Gira in internet una scena breve ma importante: la scena di una resa. Un soldato russo si arrende a un drone ucraino. Si arrende levandosi in piedi (è accucciato in una trincea) e alzando le mani. Non c’è nessun nemico in carne e ossa che accetta questa resa, ma c’è un drone nell’aria: il soldato si arrende al drone. E si arrende in maniera disperata, come se il drone avesse facoltà di graziarlo o fucilarlo all’istante. E ce l’ha infatti: il drone è armato e lo cattura, poi lo guida verso il punto di raccolta dei prigionieri. Nell’atto di arrendersi al drone, il prigioniero russo solleva le mani giunte e le agita in aria in segno di preghiera, come se davanti a sé avesse il Padreterno. A questo punto il lettore deve sapere una cosa: un soldato, di qualunque esercito, non sa come bisogna fare per arrendersi. La resa è un atto sconosciuto.
Mai spiegato a nessuno. Chi scrive questo articolo ha fatto il servizio militare frequentando la Scuola Ufficiali di Lecce, e ricorda che tra gl’istruttori c’era un sergente che aveva fatto la guerra e, trovandosi accerchiato dai nemici, voleva arrendersi ma non sapeva come si fa. In nessuna scuola militare ti insegnano la resa. La resa non esiste. Né per chi si arrende né per chi accoglie gli arresi.

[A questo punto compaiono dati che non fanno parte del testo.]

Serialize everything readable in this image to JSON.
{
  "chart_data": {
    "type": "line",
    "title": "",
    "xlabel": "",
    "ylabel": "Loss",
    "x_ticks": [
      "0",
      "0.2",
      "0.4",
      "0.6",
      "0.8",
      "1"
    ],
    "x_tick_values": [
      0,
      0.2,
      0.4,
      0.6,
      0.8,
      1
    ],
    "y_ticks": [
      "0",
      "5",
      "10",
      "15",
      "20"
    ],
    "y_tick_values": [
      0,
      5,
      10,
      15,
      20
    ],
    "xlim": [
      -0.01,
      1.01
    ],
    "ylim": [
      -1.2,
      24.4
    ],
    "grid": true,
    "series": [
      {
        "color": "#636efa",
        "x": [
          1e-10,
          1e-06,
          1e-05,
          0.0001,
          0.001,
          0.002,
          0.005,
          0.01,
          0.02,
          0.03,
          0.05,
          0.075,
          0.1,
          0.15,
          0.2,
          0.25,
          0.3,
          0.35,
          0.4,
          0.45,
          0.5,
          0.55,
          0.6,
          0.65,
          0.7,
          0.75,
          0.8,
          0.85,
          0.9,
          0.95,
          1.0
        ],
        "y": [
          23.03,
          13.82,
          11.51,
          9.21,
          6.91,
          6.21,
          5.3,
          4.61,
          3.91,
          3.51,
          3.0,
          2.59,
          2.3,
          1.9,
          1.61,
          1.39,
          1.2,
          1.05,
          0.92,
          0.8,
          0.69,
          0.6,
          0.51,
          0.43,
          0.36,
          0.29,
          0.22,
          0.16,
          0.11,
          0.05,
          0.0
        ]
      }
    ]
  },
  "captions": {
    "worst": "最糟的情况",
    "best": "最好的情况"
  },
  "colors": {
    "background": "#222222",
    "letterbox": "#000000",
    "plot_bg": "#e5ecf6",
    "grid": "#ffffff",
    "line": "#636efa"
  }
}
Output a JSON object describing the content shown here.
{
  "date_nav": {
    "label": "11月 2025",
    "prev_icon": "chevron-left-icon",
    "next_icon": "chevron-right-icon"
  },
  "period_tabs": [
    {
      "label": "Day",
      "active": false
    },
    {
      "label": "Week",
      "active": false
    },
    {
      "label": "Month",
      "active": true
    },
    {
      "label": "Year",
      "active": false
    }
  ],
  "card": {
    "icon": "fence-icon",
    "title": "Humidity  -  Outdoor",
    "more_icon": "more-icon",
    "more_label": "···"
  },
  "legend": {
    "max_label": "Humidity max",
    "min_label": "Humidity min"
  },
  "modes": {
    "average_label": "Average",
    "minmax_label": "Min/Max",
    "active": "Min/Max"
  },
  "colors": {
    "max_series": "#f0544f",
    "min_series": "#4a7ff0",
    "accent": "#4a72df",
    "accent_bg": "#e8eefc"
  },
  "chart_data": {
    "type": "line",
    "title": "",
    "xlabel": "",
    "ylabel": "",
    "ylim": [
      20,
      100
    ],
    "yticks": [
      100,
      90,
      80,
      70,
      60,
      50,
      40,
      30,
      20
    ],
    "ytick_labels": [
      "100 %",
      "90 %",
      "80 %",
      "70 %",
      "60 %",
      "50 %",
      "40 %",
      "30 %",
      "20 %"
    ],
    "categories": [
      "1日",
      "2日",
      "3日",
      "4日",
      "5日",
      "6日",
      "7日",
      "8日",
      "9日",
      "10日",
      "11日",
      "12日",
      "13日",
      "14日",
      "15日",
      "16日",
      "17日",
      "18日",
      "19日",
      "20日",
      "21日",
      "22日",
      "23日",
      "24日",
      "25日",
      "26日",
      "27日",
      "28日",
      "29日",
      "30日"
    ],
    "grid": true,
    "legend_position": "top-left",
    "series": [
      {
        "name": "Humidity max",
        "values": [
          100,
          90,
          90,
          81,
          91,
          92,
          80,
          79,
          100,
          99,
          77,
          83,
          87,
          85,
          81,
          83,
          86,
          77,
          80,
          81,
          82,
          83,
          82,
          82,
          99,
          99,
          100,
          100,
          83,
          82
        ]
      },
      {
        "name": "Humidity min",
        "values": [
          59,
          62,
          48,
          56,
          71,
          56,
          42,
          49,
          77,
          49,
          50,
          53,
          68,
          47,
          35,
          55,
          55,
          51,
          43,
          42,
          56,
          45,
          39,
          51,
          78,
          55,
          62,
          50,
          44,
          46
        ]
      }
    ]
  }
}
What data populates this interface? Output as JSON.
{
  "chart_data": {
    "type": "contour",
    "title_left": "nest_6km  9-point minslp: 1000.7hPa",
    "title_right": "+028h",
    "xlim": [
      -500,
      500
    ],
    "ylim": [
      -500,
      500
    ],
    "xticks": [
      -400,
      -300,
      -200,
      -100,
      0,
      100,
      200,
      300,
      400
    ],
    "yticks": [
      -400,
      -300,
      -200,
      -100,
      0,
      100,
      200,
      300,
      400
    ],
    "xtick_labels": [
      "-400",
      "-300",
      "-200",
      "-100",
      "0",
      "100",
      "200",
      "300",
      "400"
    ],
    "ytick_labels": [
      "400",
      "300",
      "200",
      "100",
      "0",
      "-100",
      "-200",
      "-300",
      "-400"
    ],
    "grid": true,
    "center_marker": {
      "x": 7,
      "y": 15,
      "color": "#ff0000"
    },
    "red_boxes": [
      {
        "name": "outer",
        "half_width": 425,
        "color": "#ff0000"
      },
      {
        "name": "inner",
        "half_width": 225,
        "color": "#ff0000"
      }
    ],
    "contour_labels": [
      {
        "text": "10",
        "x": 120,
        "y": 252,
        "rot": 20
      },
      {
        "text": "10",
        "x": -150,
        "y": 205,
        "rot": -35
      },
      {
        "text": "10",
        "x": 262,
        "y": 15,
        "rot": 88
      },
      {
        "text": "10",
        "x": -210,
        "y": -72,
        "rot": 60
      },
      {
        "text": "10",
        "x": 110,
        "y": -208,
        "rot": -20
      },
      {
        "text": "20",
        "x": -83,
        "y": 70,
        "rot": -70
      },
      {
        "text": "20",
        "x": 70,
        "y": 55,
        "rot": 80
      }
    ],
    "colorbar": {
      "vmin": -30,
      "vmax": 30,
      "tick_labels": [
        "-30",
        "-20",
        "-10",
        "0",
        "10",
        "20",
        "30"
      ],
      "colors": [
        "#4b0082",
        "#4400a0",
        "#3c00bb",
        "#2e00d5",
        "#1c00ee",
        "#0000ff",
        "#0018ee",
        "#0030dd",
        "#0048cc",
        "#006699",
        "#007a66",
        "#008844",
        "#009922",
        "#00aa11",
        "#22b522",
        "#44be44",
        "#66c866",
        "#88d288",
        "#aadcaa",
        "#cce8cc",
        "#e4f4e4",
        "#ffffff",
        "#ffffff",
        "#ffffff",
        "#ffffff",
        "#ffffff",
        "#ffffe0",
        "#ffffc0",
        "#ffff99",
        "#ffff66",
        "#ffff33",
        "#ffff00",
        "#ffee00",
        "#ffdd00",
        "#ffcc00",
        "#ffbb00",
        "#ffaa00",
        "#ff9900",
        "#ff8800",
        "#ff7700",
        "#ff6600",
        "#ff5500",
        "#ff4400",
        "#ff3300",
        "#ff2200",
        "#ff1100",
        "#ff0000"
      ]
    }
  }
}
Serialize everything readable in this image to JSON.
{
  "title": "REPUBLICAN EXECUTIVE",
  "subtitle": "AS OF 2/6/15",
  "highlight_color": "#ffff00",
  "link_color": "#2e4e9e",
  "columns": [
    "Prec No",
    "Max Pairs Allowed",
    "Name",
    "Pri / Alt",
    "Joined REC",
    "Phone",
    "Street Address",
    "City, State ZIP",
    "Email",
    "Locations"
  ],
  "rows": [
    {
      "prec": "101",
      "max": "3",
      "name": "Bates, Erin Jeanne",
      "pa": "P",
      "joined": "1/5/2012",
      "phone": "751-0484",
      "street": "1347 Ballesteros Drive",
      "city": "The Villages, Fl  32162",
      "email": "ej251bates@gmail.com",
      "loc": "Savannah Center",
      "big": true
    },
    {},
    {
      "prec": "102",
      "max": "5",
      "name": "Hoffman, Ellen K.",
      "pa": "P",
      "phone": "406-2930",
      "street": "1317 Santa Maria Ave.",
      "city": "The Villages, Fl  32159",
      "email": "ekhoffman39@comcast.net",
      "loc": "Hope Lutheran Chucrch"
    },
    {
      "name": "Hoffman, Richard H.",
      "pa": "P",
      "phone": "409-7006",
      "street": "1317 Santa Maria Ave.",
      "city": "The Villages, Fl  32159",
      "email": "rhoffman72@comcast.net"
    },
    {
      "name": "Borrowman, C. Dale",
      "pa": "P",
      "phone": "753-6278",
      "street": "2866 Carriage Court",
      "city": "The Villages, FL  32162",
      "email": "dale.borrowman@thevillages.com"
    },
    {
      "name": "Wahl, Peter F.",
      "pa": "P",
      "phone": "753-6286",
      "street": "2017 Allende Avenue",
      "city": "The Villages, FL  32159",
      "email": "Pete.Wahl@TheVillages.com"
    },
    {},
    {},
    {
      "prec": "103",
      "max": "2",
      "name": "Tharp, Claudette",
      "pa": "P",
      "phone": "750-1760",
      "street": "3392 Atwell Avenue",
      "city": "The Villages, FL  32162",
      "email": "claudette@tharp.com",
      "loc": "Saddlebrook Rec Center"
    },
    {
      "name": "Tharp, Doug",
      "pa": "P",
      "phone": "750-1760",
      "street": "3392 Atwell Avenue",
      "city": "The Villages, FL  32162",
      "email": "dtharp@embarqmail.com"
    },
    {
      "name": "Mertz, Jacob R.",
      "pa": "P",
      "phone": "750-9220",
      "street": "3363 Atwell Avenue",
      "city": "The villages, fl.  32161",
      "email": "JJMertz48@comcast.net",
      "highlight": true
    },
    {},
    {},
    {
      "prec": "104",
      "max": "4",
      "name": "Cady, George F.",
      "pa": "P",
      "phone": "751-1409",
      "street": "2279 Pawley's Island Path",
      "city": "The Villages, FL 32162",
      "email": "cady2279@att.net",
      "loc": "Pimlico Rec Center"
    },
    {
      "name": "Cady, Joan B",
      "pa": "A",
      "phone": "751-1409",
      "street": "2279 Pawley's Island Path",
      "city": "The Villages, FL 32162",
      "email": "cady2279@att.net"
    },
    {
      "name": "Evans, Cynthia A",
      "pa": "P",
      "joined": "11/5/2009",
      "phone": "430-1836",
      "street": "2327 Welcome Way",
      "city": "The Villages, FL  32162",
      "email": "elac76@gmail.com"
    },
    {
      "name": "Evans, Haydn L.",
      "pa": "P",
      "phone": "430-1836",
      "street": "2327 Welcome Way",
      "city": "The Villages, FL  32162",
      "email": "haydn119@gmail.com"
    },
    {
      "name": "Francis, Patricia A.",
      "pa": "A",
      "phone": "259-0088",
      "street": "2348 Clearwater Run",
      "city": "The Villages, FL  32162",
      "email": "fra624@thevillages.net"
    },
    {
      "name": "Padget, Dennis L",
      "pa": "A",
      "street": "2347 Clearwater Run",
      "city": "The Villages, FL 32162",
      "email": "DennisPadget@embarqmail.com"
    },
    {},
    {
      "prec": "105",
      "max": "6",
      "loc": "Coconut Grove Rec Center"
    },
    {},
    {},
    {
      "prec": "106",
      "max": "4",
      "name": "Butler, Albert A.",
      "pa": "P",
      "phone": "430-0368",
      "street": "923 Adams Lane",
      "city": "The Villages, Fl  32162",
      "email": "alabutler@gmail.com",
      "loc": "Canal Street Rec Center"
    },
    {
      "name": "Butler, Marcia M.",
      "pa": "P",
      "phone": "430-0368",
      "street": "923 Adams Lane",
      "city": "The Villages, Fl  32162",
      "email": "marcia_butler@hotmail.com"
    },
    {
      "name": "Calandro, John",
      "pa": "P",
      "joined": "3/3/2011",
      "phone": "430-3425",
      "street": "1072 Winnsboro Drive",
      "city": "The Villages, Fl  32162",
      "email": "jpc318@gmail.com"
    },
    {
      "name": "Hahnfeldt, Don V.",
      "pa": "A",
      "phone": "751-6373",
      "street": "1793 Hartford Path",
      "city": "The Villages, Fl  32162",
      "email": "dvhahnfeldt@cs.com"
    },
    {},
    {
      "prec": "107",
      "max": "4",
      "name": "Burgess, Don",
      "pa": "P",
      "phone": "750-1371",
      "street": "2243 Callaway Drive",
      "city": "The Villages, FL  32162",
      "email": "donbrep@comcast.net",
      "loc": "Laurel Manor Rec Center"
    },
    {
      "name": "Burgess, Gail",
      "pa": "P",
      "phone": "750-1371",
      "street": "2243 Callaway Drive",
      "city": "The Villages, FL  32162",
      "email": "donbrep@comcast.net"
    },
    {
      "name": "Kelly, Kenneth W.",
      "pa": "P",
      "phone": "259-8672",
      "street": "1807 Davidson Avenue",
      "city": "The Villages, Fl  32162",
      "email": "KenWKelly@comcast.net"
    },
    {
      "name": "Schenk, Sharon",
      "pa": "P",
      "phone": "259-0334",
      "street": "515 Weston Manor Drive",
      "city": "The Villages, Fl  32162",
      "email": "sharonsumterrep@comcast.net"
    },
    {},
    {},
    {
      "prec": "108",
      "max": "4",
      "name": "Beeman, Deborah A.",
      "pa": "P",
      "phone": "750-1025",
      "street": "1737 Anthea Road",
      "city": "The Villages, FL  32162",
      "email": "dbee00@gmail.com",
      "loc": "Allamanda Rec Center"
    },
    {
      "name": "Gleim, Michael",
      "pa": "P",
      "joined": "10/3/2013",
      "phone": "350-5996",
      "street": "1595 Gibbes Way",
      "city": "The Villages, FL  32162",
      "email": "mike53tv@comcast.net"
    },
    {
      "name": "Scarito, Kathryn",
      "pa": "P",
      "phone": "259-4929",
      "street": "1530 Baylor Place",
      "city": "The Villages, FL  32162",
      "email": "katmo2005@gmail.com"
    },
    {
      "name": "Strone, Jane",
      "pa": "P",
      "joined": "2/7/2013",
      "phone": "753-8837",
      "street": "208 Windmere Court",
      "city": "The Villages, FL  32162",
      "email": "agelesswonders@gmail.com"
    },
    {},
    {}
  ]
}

C’è un film in cui i tedeschi si arrendono ai francesi e si alzano in piedi con le mani in alto supplicando “Bitte, bitte”, ma i francesi gli sparano addosso, poi si guardano in faccia e si chiedono: “Cosa vuol dire ‘bitte, bitte?’”. Poiché non si sa come si fa la resa, semplicemente non la si fa. Se la resa fosse ben spiegata ai soldati, i soldati non farebbero altro che quella. La resa dev’essere un atto estremo, d’invenzione, di disperazione: nel video che sto commentando c’è il soldato russo scoperto nella sua trincea da un drone ucraino, il drone gli sta dando degli ordini, per portarlo al punto di raccolta, e il soldato agita in aria le mani giunte in segno di disperata preghiera. Il giusto nome per questo spezzone sarebbe “soldato a mani giunte prega un drone”.
È la prima volta che vedo una scena del genere. Ma certamente non sarà l’ultima. Capiterà ancora che si cattureranno i nemici a distanza, li si raggruppa, li si porta via, per radunarli da qualche parte. Vien da chiedersi: un drone che cattura un prigioniero è più buono o più cattivo di un soldato? Credo che bisogni lasciar giudicare al prigioniero. Il prigioniero è più consolato o più spaventato se vien catturato da un drone? Basta guardare questo prigioniero. È spaventatissimo. Prega il drone agitando le mani giunte come se fosse Dio. Prega, ma non vede nessuna risposta alla sua preghiera. Il vincitore pregato può avere pietà o crudeltà. Con la stessa indifferenza. È una macchina. Non ha anima. Perciò dico: un drone è più crudele di un uomo.